Dans la réalité, des stocks au RMD, parce qu’ils sont plus gros, qu’ils sont composés de nombreuses classes d’âge, supportent mieux les fluctuations naturelles du recrutement, ce qui permet une relative stabilité des captures (et donc des quotas).
Il faut donc combattre l’idée que pêcher au RMD, c’est forcément des quotas plus faibles. Certes, pour les stocks qui n’y sont pas, réduire la pression de pêche passe parfois par une diminution des quotas, mais ce n’est pas systématique.
Quelle incidence sur les prix du poisson ?
Si les prix des individus les plus gros sont les plus élevés, alors les prix moyens devraient augmenter puisqu’il y aura plus de gros poissons dans les captures. Pour autant, l’impact d’une (très) forte augmentation des captures est souvent négatif sur le prix moyen (comme ce fut le cas récemment pour le merlu).

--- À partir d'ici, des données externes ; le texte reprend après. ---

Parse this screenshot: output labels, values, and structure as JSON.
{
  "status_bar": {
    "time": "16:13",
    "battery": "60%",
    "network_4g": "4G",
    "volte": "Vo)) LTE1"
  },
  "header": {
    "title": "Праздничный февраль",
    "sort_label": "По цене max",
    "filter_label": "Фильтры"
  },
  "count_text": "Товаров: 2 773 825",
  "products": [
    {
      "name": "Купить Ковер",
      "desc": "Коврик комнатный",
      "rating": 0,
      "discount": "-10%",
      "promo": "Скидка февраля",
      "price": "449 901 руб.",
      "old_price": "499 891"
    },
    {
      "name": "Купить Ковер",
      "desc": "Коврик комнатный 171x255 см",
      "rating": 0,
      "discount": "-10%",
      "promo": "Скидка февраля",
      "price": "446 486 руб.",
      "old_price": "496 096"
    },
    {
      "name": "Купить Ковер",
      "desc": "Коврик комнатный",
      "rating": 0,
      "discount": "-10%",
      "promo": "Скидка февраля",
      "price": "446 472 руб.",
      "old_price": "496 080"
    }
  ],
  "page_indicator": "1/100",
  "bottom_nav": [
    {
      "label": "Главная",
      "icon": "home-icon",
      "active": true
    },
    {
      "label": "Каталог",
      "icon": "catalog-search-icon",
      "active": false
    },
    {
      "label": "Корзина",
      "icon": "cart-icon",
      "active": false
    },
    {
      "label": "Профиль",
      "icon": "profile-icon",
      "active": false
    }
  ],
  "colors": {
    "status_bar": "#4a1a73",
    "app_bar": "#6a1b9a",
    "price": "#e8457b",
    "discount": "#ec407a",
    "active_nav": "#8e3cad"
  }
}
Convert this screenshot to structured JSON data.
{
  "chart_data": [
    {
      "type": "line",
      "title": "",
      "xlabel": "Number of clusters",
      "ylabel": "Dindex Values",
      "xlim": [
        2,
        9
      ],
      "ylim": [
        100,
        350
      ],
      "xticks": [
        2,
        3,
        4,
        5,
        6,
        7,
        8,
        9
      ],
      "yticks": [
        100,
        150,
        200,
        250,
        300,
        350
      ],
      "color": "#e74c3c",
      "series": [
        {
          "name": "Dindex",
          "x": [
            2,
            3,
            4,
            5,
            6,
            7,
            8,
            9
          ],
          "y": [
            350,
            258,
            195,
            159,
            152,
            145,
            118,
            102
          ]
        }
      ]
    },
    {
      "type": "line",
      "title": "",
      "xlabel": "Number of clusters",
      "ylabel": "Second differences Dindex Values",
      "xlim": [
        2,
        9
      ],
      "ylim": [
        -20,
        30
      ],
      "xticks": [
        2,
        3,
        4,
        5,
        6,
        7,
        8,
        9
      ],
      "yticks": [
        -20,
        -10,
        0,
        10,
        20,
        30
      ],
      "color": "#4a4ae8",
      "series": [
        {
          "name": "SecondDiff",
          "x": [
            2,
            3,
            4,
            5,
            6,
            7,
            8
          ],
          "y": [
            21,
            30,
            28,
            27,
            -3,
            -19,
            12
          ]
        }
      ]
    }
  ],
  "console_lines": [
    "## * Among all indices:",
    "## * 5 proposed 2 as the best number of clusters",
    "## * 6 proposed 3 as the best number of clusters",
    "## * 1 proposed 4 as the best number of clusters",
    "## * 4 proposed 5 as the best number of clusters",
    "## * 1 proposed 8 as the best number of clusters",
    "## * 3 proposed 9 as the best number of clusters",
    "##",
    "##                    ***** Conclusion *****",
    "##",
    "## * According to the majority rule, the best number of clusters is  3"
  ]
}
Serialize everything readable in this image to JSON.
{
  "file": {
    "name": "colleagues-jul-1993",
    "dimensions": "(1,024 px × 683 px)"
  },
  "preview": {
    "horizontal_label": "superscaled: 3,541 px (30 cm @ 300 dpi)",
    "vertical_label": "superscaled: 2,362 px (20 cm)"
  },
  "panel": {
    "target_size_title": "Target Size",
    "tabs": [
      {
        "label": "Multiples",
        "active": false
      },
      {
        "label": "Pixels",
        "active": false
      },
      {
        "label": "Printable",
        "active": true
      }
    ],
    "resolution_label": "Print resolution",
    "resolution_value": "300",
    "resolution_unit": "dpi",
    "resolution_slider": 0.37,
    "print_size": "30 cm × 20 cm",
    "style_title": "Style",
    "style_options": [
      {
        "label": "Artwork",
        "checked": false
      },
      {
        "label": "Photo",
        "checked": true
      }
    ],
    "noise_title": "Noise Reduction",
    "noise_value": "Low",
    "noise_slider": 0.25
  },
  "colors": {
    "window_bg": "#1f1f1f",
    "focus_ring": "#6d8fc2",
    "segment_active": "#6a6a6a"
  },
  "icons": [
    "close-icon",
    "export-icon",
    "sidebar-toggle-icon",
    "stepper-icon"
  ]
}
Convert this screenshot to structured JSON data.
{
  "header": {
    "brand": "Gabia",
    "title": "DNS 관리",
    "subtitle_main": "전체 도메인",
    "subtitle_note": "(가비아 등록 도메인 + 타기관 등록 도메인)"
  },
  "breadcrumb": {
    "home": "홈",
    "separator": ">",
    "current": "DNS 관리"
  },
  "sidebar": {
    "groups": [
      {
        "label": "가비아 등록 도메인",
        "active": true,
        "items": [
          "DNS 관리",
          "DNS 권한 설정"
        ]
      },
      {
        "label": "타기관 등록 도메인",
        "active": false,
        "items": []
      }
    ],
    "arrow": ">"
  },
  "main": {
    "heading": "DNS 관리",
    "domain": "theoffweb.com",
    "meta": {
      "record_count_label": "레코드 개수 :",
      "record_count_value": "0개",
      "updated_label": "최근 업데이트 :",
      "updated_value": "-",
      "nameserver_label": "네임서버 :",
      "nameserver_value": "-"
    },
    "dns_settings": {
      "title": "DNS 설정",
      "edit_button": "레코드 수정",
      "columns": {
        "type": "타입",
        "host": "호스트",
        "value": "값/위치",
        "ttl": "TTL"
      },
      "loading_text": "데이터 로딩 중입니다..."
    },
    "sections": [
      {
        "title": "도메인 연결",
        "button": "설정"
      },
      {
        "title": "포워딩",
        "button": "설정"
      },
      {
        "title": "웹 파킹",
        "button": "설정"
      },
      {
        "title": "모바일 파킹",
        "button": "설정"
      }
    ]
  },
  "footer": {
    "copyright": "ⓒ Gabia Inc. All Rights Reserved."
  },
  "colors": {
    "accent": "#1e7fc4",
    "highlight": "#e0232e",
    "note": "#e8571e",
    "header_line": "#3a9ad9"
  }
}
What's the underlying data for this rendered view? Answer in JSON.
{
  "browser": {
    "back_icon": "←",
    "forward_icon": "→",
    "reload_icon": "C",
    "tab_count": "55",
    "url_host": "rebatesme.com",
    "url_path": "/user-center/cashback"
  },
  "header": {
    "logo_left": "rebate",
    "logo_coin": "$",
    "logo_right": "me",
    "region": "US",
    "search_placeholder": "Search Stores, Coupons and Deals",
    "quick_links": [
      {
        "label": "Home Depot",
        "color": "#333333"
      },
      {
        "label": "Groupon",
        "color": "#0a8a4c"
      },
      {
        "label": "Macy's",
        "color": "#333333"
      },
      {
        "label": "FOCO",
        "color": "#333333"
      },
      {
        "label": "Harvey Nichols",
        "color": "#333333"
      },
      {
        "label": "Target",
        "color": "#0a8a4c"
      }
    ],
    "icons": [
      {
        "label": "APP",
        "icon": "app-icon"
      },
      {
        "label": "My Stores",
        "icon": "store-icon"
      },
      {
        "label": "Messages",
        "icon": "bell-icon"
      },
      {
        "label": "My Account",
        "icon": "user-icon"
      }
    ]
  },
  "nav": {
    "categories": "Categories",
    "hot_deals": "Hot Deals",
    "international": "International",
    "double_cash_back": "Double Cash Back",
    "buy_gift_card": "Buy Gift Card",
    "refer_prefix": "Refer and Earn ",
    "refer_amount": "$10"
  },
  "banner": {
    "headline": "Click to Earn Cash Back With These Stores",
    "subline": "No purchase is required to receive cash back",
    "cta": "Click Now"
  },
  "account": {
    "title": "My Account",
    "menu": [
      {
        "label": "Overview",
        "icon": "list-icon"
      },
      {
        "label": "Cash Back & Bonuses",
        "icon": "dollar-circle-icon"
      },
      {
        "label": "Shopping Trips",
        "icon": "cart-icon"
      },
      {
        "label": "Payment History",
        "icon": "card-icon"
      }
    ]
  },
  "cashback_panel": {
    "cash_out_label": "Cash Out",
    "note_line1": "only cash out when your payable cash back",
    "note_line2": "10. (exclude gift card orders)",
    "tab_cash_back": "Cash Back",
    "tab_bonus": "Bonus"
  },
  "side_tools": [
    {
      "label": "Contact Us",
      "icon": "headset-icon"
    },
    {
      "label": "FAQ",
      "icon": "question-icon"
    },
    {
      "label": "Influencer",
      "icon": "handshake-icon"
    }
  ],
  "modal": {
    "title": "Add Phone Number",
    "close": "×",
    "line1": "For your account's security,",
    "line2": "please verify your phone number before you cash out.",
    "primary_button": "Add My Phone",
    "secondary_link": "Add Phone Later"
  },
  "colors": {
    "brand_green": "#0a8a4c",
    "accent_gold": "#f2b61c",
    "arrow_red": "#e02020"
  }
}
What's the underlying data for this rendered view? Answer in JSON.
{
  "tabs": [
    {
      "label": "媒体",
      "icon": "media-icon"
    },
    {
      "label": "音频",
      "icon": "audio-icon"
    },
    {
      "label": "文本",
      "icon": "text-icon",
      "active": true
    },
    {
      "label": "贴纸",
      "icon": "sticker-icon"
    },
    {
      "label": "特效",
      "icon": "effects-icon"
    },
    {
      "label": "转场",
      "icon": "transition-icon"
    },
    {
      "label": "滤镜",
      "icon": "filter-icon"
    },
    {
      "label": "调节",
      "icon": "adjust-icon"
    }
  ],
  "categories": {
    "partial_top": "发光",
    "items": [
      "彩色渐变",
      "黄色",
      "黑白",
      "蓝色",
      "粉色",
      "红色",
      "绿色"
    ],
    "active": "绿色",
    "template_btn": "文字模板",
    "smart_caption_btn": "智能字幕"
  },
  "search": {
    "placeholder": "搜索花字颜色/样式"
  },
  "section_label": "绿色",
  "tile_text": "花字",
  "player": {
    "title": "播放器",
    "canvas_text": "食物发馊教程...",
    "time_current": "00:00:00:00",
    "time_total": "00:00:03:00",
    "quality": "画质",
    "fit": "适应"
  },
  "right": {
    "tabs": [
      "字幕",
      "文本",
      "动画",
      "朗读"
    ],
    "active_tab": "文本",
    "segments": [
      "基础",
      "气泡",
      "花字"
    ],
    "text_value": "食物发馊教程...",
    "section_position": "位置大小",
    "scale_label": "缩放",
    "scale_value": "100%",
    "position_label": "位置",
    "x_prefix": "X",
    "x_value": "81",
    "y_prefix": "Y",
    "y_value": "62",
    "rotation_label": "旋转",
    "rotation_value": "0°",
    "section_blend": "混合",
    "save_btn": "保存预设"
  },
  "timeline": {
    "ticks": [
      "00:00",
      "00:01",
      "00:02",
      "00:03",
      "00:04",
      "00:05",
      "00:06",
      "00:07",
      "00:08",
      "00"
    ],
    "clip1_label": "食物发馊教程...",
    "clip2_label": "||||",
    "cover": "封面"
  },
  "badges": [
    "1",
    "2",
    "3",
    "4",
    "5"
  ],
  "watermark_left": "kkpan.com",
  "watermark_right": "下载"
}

S’il y a plus de poissons, les pêcheurs pêcheront plus vite…
C’est là, à mon sens la plus grande difficulté. Certes arriver au RMD nécessite des efforts, mais y rester demandera une stricte discipline, et donc des contraintes fortes. En effet, s’il y a plus de poissons, les pêcheurs pêcheront plus vite, et comme il ne faudra pas trop pêcher, il faudra pêcher moins longtemps et/ou avec moins d’engins.
En conclusion, plus qu’une augmentation (modérée) des captures et leur stabilité, c’est la (forte) augmentation des rendements qui permet de pêcher autant avec moins d’effort et donc des coûts moindres qui est, pour le pêcheur, le principal intérêt/avantage du RMD.